Creamy Microwave Risotto
This won’t have quite the same texture and flavor as authentic risotto, but it’s a good stand-in for nights when you’re in a hurry.
Serves: 4Hands-on: 10 minutesTotal: 30 minutesDifficulty: Easy
- 1 cup frozen baby peas
- 1 cup arborio or other short-grain rice
- 2 cups chicken broth, divided
- ½ tsp. dried basil leaves
- ½ tsp. dried oregano
- ½ tsp. garlic powder
- ⅛ tsp. ground black pepper
- 1 tsp. salt, divided
- ⅓ cup grated Parmesan cheese
- Place the frozen peas in a microwave-safe casserole dish. Cover with microwave plastic wrap, leaving one corner open to vent steam. Microwave the peas on high heat for 2 minutes, and then for 30 seconds at a time until cooked (total cooking time should be 2 to 3 minutes).
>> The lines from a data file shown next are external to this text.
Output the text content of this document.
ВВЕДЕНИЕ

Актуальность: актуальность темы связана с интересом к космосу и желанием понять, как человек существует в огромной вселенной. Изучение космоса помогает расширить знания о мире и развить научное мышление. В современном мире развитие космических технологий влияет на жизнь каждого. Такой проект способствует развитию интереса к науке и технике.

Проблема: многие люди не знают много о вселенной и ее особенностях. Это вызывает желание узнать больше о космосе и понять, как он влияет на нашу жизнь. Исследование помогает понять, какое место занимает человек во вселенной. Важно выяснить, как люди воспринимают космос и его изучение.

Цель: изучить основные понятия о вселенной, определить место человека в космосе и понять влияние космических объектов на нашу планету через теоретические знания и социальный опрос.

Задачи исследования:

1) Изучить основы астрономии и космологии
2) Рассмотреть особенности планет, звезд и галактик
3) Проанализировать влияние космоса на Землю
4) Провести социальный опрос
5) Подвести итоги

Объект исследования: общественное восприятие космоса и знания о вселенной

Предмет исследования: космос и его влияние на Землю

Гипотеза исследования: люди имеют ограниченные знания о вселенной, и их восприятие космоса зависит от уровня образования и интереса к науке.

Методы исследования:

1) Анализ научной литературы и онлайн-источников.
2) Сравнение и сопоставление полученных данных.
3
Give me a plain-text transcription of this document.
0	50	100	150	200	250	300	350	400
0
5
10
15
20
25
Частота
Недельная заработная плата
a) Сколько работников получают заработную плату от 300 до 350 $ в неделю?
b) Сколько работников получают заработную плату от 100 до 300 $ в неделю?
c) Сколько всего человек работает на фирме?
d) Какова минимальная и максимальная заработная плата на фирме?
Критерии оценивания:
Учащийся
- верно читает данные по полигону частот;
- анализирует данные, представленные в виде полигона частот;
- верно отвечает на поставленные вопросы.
- Add the rice and 1½ cups broth. Stir in the basil, oregano, garlic powder, pepper, and ½ teaspoon salt. Cover the dish with microwave-safe plastic wrap and microwave for 5 minutes. Stir in ½ cup broth and ½ teaspoon salt. Microwave on high for 5 more minutes.
- Stir, cover, and microwave for 5 minutes, or until the liquid is mainly absorbed and the rice grains are tender. Stir in the Parmesan cheese. Serve hot.